La résurgence de la parole libérée d’extrême droite raciste

Enjeux contemporains

Face a la montée de l’extrême droite raciste en France, l’état apathique de la communauté franco-maghrébine expressément prise pour cible est incompréhensible.
A l’approche de la prochaine élection présidentielle qui constitue le pivot de la politique française, tout un chacun a pu voir ressurgir dans les médias français une OPA des thèmes de l’extrême droite dans le champ médiatique. Ce venin qui ne dit pas son nom prend pour cible ouverte l’Islam et plus particulièrement le musulman. La parole la plus abjecte s’est libérée. La France s’inscrit parfaitement
dans cette nouvelle ère mondiale des tendances populistes qui prospèrent durant les périodes de crises économiques, sanitaires. Mais la France se singularise aussi par sa relation spéciale avec ces populations jetées en pâture à la vindicte médiatique en raison de son Histoire d’ancien Empire colonial et sa zone de d’influence-domination exercée encore en Afrique. Il est dorénavant très aisé aux tenants des thèses racialistes et essentialistes de tenir des meetings, des propos dans les grands médias français pour fustiger le musulman, coupable de tous les maux de la société française, de sa décadence, de « dé-civilisation ». La théorie du Grand Remplacement est dans la lignée de mouvance raciste. L’Histoire nous enseigne que la désignation d’un boucémissaire relève d’une pathologie malsaine qui n’en est pas moins très dangereuse.

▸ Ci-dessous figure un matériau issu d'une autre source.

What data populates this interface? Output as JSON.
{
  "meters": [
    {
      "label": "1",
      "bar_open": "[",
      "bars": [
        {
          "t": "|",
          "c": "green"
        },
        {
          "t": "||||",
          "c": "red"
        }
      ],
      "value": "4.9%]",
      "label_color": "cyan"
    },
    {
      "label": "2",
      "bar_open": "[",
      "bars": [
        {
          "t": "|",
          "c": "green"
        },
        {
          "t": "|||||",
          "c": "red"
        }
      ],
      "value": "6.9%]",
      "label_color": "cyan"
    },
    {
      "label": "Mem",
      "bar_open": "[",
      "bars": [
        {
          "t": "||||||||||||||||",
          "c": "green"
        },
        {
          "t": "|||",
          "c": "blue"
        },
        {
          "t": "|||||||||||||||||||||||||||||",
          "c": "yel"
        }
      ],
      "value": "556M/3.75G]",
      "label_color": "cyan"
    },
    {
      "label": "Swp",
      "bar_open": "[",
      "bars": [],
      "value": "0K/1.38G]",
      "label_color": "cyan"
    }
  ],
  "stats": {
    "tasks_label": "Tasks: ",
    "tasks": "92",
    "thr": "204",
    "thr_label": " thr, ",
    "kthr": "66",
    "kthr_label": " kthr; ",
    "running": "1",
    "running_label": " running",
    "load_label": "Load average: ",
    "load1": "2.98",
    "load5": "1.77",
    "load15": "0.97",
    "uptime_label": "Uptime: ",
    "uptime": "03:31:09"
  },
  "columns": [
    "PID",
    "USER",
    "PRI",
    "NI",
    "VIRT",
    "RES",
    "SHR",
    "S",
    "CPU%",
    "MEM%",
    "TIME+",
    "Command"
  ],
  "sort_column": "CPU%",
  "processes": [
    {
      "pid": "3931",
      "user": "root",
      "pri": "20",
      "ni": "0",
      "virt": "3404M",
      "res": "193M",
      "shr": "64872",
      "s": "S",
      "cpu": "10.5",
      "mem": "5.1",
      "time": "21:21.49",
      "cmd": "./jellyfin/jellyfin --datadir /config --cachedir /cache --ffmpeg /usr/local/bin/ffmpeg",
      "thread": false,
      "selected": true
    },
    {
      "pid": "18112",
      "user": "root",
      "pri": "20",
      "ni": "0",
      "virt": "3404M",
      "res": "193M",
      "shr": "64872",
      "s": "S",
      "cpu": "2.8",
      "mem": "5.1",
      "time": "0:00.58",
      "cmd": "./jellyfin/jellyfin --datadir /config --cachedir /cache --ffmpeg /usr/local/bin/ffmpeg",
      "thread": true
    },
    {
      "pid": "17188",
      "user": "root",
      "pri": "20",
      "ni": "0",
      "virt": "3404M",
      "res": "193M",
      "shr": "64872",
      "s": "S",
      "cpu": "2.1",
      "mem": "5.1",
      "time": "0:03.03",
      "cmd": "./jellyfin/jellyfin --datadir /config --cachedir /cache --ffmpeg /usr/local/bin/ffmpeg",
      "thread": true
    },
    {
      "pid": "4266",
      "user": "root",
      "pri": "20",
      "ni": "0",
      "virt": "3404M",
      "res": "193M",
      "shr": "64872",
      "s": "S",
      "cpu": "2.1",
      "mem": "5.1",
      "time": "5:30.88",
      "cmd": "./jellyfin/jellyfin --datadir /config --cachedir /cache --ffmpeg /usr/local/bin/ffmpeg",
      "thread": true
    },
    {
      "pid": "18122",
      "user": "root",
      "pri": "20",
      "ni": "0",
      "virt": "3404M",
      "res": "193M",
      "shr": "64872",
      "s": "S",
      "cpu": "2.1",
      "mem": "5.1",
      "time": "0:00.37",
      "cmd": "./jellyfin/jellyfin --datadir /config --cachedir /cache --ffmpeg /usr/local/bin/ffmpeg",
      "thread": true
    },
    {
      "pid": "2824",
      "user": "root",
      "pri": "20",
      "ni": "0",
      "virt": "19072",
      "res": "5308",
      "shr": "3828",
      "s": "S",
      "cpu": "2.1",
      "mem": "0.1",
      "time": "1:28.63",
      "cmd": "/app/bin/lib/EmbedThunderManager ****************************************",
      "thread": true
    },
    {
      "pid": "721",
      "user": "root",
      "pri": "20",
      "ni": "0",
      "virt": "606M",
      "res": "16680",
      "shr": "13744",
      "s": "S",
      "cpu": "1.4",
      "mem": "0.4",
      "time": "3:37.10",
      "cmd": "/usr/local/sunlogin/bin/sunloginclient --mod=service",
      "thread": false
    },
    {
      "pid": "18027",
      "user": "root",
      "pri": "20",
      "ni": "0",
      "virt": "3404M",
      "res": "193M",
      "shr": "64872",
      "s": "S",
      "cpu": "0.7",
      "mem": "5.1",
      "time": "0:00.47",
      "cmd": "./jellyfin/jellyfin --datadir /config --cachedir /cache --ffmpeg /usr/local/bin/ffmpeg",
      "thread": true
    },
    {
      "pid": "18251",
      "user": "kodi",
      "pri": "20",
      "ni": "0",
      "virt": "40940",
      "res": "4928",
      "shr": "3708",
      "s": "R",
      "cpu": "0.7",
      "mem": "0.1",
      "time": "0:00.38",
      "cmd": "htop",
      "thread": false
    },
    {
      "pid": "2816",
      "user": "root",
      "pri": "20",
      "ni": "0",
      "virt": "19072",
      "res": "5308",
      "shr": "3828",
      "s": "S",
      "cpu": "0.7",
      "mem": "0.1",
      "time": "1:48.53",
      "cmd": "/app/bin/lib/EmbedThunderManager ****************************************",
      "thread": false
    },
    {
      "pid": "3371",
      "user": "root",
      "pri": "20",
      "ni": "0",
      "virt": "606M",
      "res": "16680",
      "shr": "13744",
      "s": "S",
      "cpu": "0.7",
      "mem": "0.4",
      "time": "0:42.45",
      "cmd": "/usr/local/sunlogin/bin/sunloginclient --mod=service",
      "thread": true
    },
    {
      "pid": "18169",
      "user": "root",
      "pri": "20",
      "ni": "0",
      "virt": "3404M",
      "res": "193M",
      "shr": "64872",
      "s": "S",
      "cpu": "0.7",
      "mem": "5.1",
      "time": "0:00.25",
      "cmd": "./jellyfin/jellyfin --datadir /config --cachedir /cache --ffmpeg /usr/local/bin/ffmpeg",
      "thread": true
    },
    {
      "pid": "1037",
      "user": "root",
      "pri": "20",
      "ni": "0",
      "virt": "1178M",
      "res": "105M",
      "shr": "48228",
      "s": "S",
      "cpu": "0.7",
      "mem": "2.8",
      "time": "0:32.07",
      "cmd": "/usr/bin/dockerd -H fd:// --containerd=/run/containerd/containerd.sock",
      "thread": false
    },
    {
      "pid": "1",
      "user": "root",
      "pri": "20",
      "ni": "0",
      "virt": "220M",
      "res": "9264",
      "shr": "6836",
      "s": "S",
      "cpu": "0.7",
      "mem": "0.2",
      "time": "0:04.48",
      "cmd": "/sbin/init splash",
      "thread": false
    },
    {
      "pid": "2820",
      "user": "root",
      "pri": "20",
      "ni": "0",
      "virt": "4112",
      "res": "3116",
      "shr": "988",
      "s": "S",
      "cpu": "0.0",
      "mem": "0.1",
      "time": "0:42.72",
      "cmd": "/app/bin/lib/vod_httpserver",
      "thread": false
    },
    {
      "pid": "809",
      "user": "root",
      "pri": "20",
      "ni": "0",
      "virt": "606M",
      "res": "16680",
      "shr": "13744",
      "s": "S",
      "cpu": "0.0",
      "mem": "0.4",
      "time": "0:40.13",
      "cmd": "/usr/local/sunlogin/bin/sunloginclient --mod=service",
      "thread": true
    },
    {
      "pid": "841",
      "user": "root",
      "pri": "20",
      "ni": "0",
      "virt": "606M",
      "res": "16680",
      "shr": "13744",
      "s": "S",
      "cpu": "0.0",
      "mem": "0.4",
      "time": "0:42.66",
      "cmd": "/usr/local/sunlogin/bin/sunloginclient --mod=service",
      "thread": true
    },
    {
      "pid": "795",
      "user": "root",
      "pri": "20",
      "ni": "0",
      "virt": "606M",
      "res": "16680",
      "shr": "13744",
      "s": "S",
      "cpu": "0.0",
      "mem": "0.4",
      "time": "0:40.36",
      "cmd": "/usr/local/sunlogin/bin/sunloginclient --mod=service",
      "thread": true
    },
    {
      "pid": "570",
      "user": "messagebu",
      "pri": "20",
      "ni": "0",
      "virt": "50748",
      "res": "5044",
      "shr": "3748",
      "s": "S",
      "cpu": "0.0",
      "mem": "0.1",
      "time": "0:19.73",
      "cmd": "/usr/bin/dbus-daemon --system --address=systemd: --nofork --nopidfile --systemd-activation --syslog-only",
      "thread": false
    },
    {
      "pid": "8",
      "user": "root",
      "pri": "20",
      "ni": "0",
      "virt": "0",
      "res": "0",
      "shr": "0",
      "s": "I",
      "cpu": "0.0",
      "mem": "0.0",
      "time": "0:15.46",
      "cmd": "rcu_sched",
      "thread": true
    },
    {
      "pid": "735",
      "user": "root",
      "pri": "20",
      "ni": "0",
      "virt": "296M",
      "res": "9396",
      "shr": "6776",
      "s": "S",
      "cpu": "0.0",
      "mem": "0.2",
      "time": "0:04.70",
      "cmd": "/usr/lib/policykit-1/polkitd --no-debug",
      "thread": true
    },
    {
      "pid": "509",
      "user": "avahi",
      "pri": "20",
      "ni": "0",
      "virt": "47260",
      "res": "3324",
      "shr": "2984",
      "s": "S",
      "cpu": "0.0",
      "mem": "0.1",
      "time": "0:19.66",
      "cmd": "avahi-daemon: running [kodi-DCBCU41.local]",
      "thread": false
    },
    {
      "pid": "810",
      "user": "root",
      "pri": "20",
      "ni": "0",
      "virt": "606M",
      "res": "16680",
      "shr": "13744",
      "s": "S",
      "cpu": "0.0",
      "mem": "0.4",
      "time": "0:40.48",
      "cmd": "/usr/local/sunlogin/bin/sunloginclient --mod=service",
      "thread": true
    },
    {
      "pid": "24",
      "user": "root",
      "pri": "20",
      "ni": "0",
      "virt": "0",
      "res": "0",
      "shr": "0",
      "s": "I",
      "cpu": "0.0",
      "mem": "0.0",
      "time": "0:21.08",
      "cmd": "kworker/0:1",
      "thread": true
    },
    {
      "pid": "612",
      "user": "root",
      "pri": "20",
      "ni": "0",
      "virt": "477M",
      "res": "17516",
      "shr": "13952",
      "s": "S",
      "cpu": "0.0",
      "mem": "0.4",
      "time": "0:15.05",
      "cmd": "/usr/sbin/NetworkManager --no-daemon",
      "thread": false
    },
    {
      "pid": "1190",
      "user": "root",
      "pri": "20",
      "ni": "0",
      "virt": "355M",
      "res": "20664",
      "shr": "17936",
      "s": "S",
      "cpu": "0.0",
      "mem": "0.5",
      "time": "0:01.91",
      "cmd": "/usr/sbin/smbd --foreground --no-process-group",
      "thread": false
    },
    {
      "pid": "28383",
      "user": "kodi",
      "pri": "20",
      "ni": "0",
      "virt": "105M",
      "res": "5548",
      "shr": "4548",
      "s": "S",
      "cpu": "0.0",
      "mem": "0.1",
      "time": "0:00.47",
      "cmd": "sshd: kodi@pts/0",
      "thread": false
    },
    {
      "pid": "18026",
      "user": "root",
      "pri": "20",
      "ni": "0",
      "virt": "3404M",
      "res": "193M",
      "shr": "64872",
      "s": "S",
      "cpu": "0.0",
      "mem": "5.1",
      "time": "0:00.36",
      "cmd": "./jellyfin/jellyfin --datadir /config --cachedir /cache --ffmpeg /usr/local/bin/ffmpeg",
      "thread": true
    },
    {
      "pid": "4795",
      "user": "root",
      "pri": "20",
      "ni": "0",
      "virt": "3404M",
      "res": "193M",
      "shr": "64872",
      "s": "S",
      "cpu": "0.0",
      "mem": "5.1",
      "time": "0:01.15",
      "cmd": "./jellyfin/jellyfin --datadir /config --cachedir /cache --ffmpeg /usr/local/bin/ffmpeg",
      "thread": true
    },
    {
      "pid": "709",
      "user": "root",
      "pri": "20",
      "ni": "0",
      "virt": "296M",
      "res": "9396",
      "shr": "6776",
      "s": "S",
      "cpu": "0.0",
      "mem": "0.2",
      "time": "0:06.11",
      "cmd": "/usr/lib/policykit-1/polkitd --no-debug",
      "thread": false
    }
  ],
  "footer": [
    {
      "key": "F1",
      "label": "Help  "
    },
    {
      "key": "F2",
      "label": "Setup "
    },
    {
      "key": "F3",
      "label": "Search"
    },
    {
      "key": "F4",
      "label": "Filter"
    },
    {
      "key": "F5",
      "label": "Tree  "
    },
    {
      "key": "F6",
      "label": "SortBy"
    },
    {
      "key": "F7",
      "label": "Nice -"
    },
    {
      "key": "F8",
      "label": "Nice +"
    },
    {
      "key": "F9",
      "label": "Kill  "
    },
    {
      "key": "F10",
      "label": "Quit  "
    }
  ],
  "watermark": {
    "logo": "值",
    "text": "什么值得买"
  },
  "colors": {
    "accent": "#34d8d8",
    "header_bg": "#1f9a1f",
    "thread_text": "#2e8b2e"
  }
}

La génération contemporaine franco-maghrébine doublement redevable
La communauté franco-maghrébine en France est bien éparse. Elle représente pourtant près de 9 millions de personnes ! Elle se distingue par son invisibilité et son incapacité à faire corps lorsqu’elle est ainsi vouée aux gémonies les plus abjectes.
Pourtant, elle doit impérativement prendre conscience qu’elle est doublement débitrice à l’égard de ses aïeux et à l’égard de ses enfants. Elle se situe dans un point de bascule de son Histoire. Elle est redevable à l’égard de ses parents et grands-parents. Ces derniers, enfermés dans l’illettrisme et la pauvreté ont été appelés en France pour reconstruire le pays quand il en avait grand besoin. Cet appel insistant à cette main d’œuvre docile et corvéable permettait de pourvoir les emplois les plus pénibles là où les besoins de bras étaient les plus criants. Sans maîtriser la langue, souvent dans le silence du passé colonial et des vexations du quotidien, nos parents et grands-parents, dépourvus de toute éducation, se sont sacrifiés pour offrir à leurs enfants une vie meilleure. Leurs enfants ont une dette à leur égard, une dette liée à leur sacrifice dont ils doivent se montrer à leur hauteur surtout lorsque leurs mémoires sont ainsi souillées par ce discours raciste.
Ces enfants sont aussi redevables à l’égard des générations futures. Nous sommes dans un moment pivot. Bien sûr des réussites professionnelles et économiques existent à foison dans le silence. Des maires d’origine franco-maghrébines ont été élus de la République. Toutefois ces réussites individuelles ne suffiront pas à résister à la montée essentialiste de la société française. Il y a lieu de s’interroger de notre responsabilité à l’égard de nos enfants et des générations futures. Ils pourraient valablement nous demander des comptes. Mais qu’avez-vous fait en tant que citoyens organisés pour faire faire à cette montée fasciste ? Qu’avez-vous fait ?
Il est inutile de penser que vous échapperez à cette interrogation à titre personnelle, quelle que soit votre réussite professionnelle. Il s’agit d’un enjeu qui nous dépasse, de notre trace laissée dans l’Histoire de nos familles. Cette inertie est l’une des causes de la crise identitaire de la jeunesse franco-maghrébine. Cette jeunesse fantasme le pays de leurs parents dont ils ne maîtrisent même pas la langue et sont désignés comme étrangers en France, non assimilable. Quel est donc leur avenir dans ce désarroi identitaire ?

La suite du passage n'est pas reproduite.